Affordability Squeeze Hits Buyers
The National Association of Realtors’ affordability index has hovered near historic lows, reflecting a sharp rise in payments relative to income. Many buyers face a tradeoff: move farther out, buy smaller, or keep renting. First-time buyers are hit hardest because they do not have equity from a prior home.
Homeowners with 3 percent mortgages are reluctant to sell and lose those deals. That keeps inventory thin and supports prices even as demand cools. The Mortgage Bankers Association has reported weak purchase applications compared with pre-pandemic norms, a sign that buyers are stepping back.
- Rates above 7 percent have become common since 2023.
- Home prices remain high due to tight supply.
- Monthly payments have climbed faster than incomes.
Sellers are offering more concessions, including rate buydowns and closing cost help. Builders are leaning on incentives and smaller floor plans to meet budgets. Yet many buyers still face a simple hurdle: even modest homes now carry payments that strain household finances.
When Could Relief Arrive?
The timing depends on inflation and the Fed. If price growth cools faster, the Fed could cut its policy rate, easing pressure on long-term yields and mortgages. If inflation stays sticky, rates may remain higher for longer. Markets have swung back and forth on expectations throughout 2024.

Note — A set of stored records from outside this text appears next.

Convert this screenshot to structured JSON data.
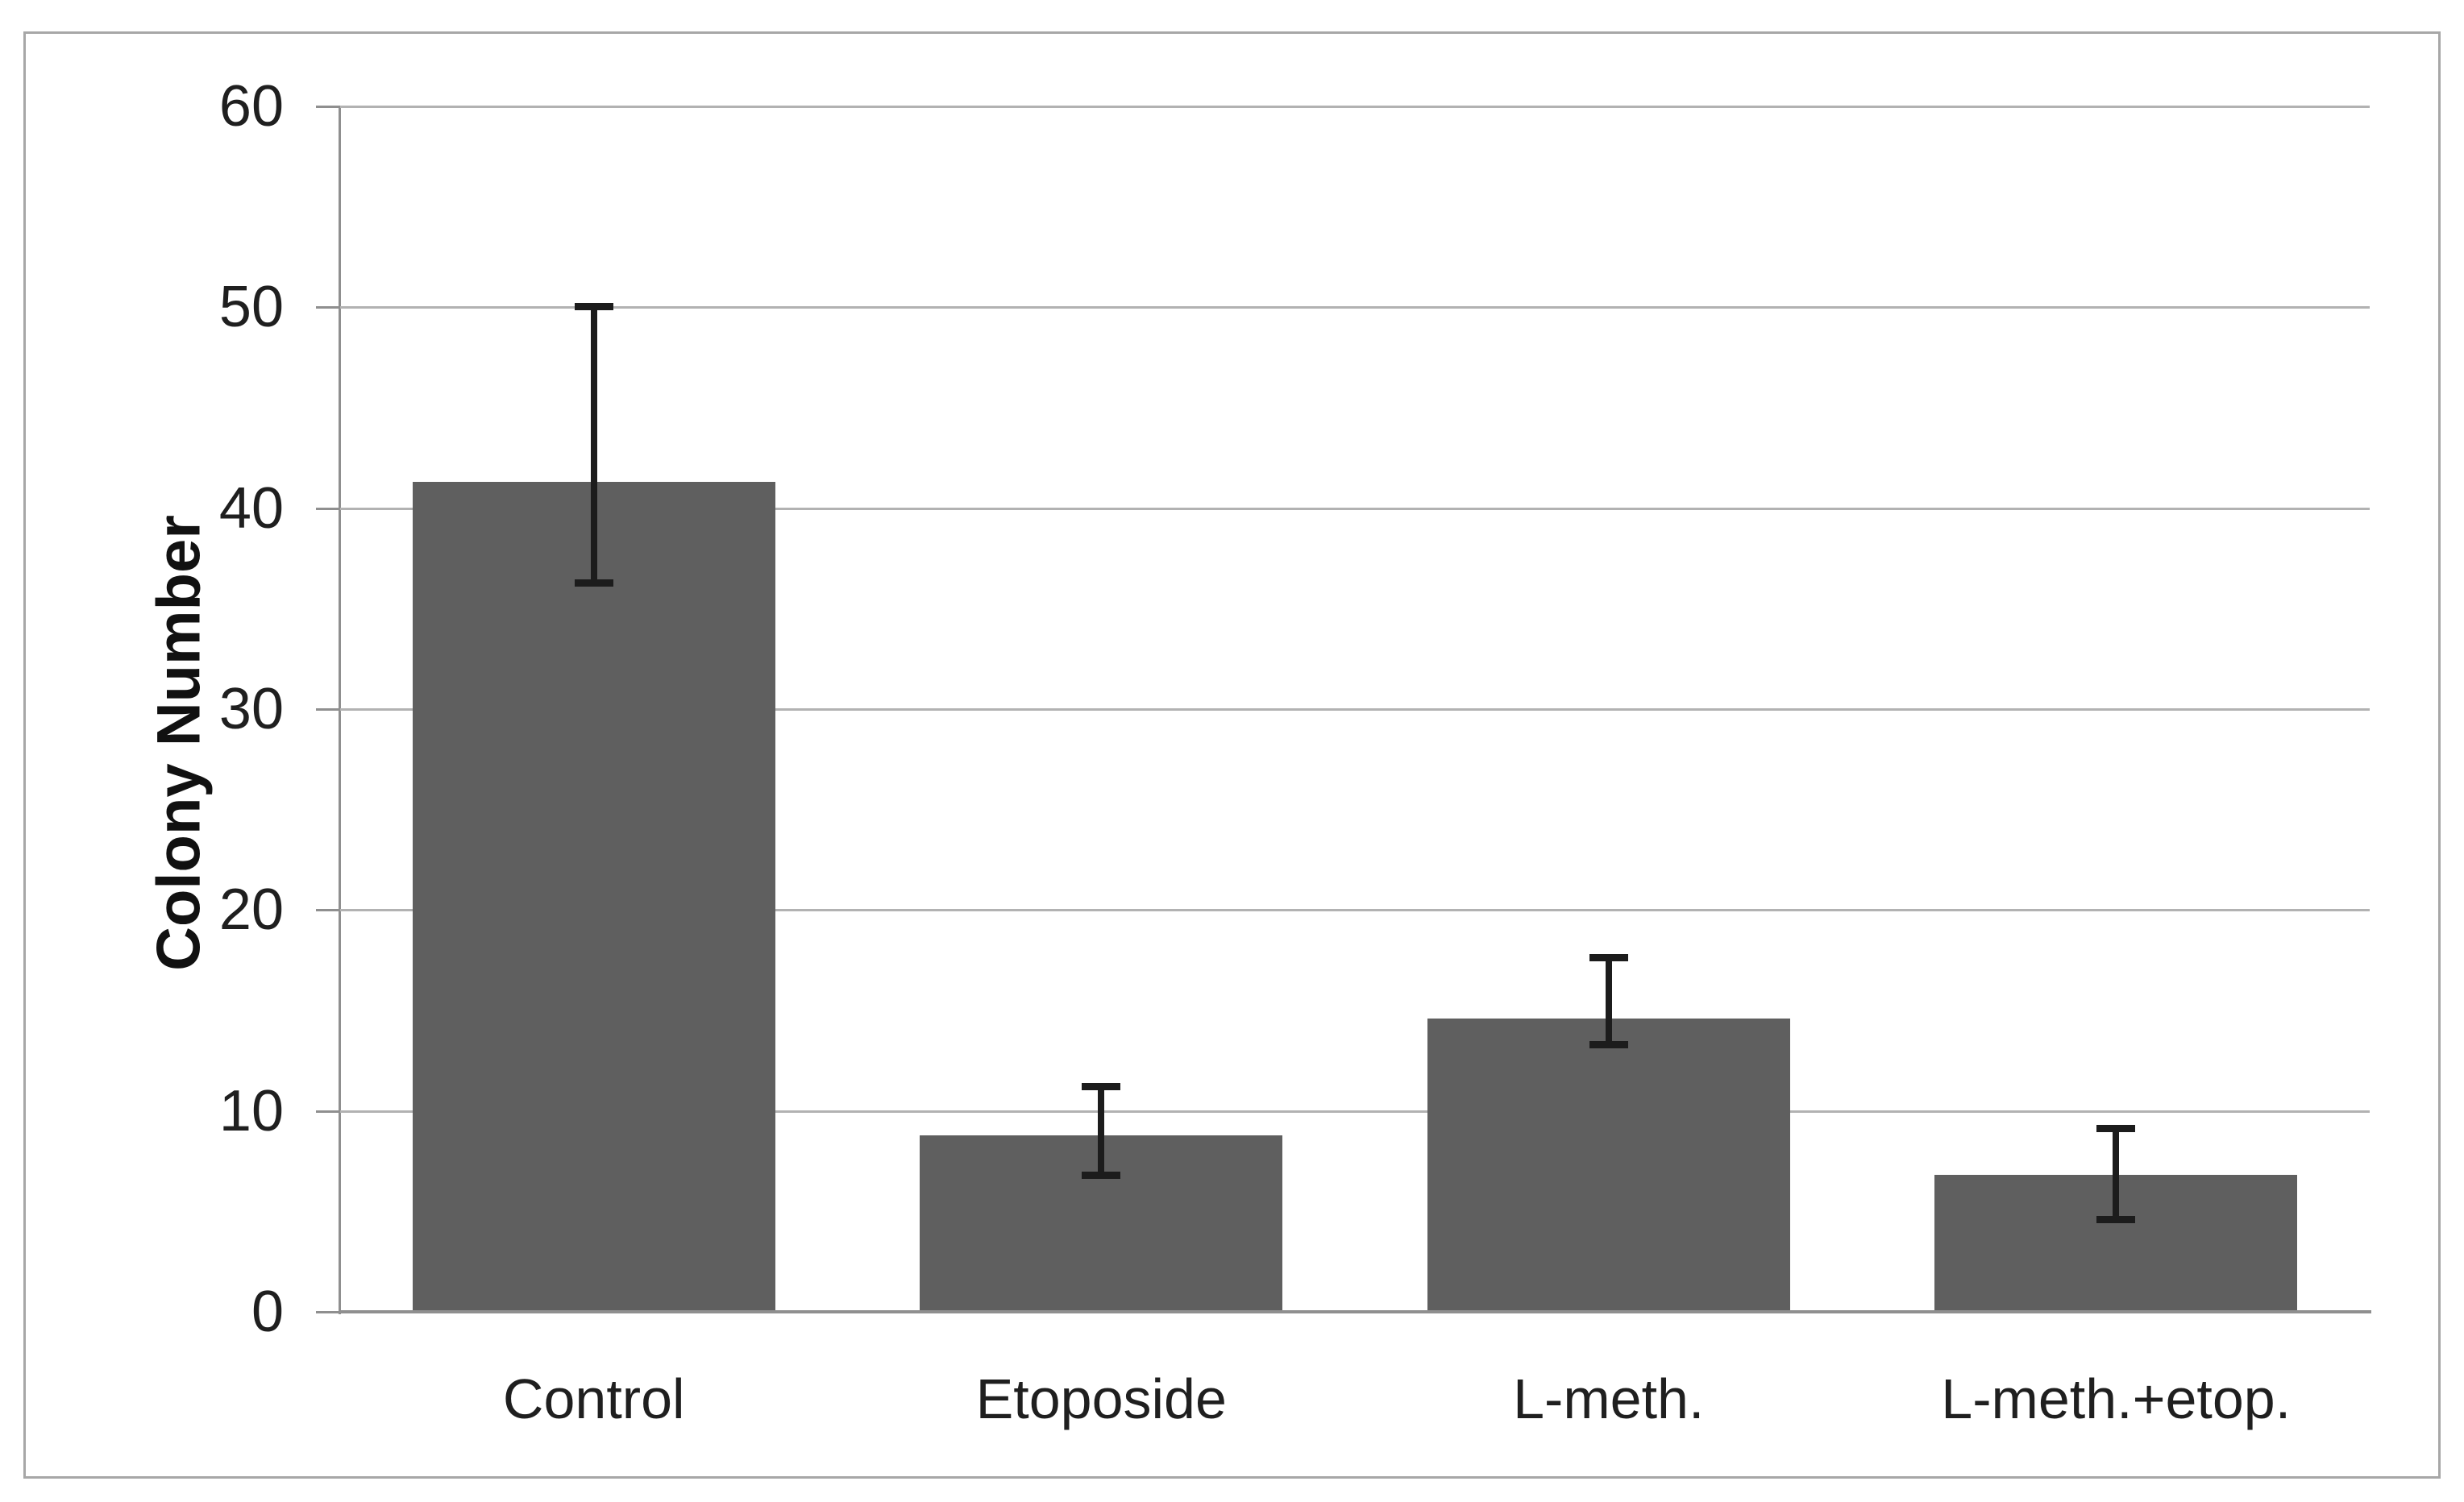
{
  "chart_data": {
    "type": "bar",
    "title": "",
    "xlabel": "",
    "ylabel": "Colony Number",
    "categories": [
      "Control",
      "Etoposide",
      "L-meth.",
      "L-meth.+etop."
    ],
    "values": [
      41.3,
      8.8,
      14.6,
      6.8
    ],
    "error_bars": {
      "upper": [
        50.2,
        11.4,
        17.8,
        9.3
      ],
      "lower": [
        36.1,
        6.6,
        13.1,
        4.4
      ]
    },
    "ylim": [
      0,
      60
    ],
    "yticks": [
      0,
      10,
      20,
      30,
      40,
      50,
      60
    ],
    "grid": "horizontal",
    "legend": "none",
    "colors": {
      "bar_fill": "#5f5f5f",
      "gridline": "#b2b2b2",
      "axis_line": "#8f8f8f",
      "error_bar": "#1c1c1c",
      "frame_border": "#a7a7a7",
      "text": "#1f1f1f",
      "background": "#ffffff"
    }
  }
}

Some analysts see gradual easing late this year or in 2025 if wage growth slows and goods prices continue to stabilize. Others warn that supply shocks tied to war and shipping routes could keep costs elevated. A tight labor market also risks keeping services prices firm.
Roschelle’s remarks captured the uncertainty felt across the market. Buyers are watching every inflation report and Fed meeting. Lenders are preparing for waves of refinancing only if rates break meaningfully lower. Until then, small drops may not unlock enough savings to move the needle.
What Buyers and Sellers Can Do Now
Professionals advise keeping offers flexible and budgets conservative. Rate buydowns, adjustable-rate loans with clear reset terms, and larger down payments can help some buyers. Sellers who price to the market and offer credits may reach a wider pool.
For policymakers, the focus remains on supply. Zoning changes, faster permitting, and incentives for entry-level construction could ease pressure. But those fixes take time, and financing costs matter for builders, too.
Higher mortgage rates, fueled in part by war-driven inflation, have reshaped the housing market and delayed plans for many families. The next moves will hinge on inflation data and Fed signals. If price pressures ease, borrowing costs could drift lower and bring some relief. If not, households may face a longer stretch of tight budgets and hard choices. Watch for shifts in bond yields, monthly inflation reports, and builder incentives as early signs of where the market heads next.